George Hankins

Personal information
- Full name: George Thomas Hankins
- Born: 4 January 1997 (age 29) Bath, Somerset, England
- Batting: Right-handed
- Bowling: Right-arm off break
- Role: Batsman
- Relations: HJ Hankins (brother)

Domestic team information
- 2016–2021: Gloucestershire (squad no. 21)
- First-class debut: 31 March 2016 Gloucestershire v Durham MCCU
- List A debut: 10 May 2017 Gloucestershire v Kent

Career statistics
| Competition | FC | LA | T20 |
| Matches | 38 | 16 | 8 |
| Runs scored | 1,211 | 535 | 24 |
| Batting average | 21.24 | 35.66 | 6.00 |
| 100s/50s | 1/7 | 0/5 | 0/0 |
| Top score | 116 | 92 | 14 |
| Balls bowled | 13 | – | – |
| Wickets | 0 | – | – |
| Bowling average | – | – | – |
| 5 wickets in innings | – | – | – |
| 10 wickets in match | – | – | – |
| Best bowling | – | – | – |
| Catches/stumpings | 42/– | 11/– | 1/– |
- Source: CricketArchive, 25 September 2021

= George Hankins =

English cricketer (born 1997)

George Thomas Hankins (born 4 January 1997) is an English cricketer who played for Gloucestershire until 2021.

Hankins attended Millfield School, where in his final year in 2015 he captained the first eleven and scored exactly 1,000 runs. A right-handed batsman who also bowls right-arm off breaks, he made his first-class debut for Gloucestershire against the Durham MCCU side in March 2016. He made his List A debut for Gloucestershire in the 2017 Royal London One-Day Cup on 10 May 2017. He made his Twenty20 debut for Gloucestershire in the 2017 NatWest t20 Blast on 16 July 2017.

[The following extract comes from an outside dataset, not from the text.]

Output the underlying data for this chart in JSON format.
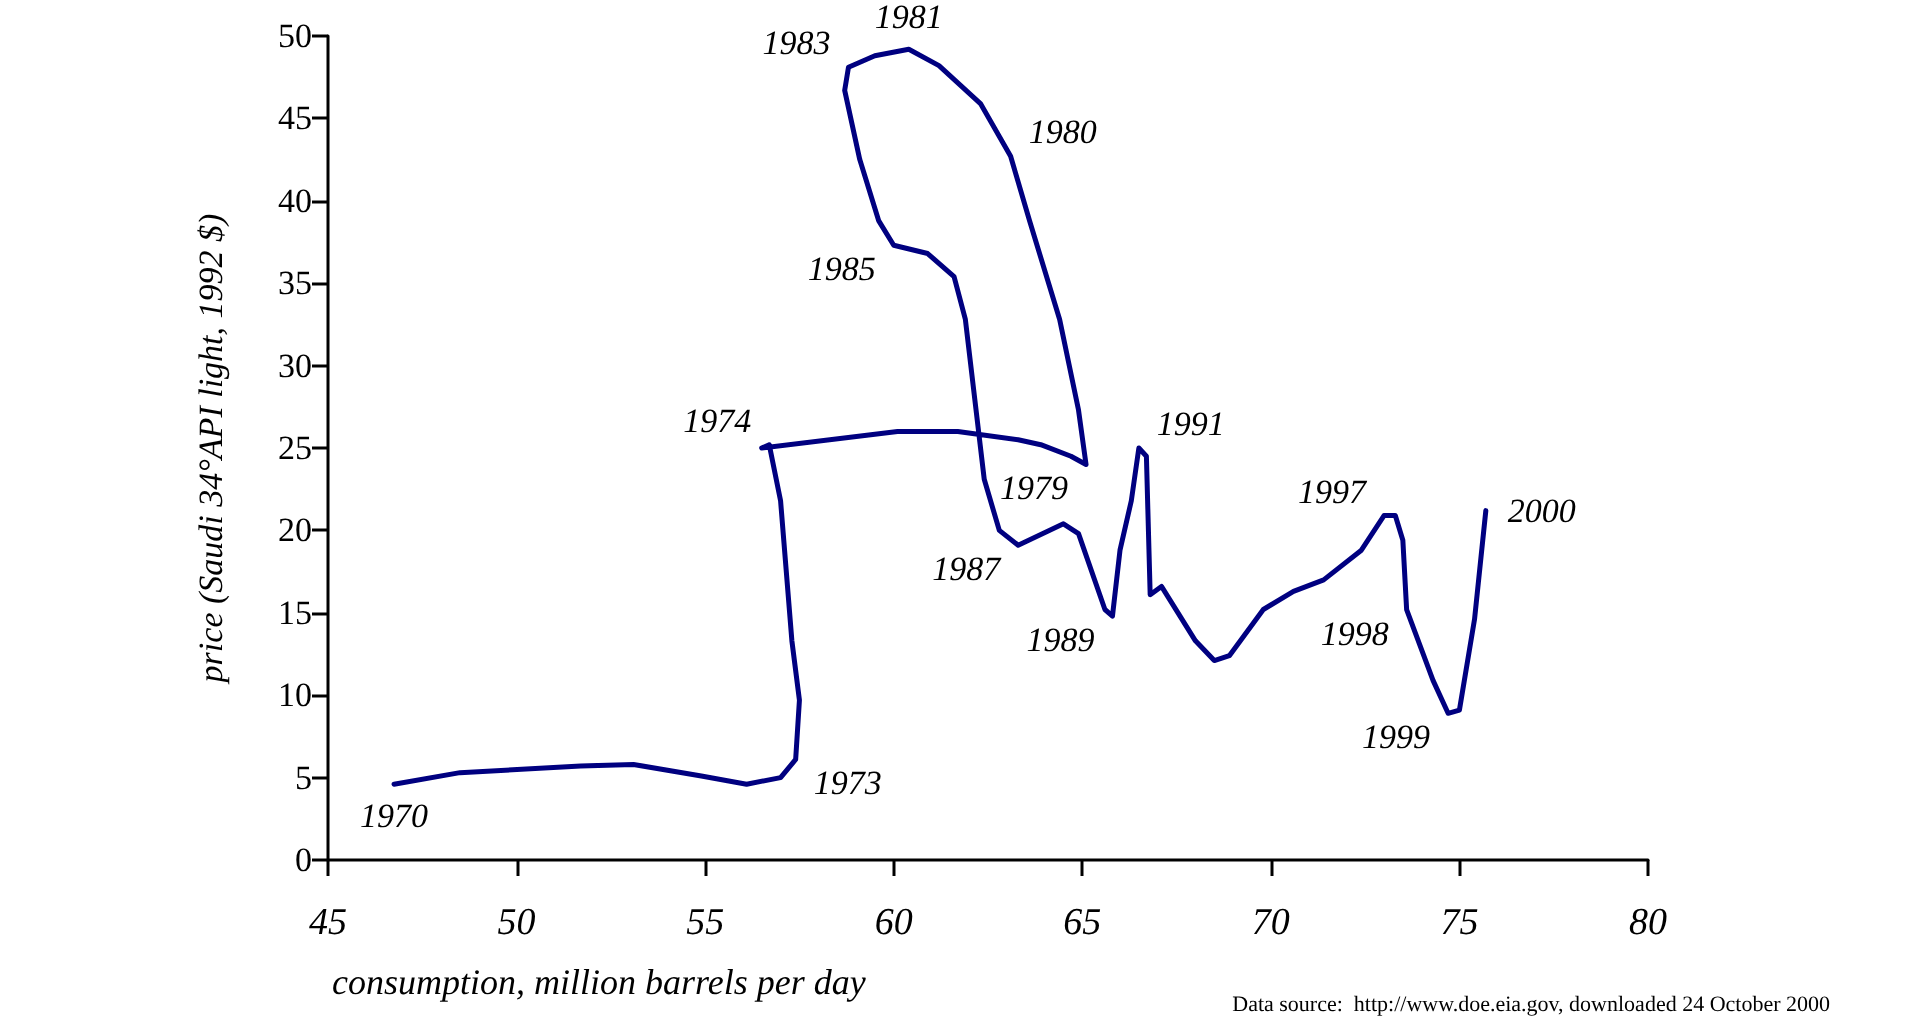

On 19 April 2020, George was arrested on suspicion of drink-driving after an accident in Cobham, Surrey where he lost control of his car and crashed into four parked cars, writing two of them off and damaging a house. He was bailed to appear in Guildford Crown Court in July 2020. An official statement by Gloucestershire County Cricket Club said that they had been made aware of the incident, were initiating a full internal investigation, but wouldn’t be commenting any further at this time as it was a police matter. He received a 22-month driving ban and a £600 fine.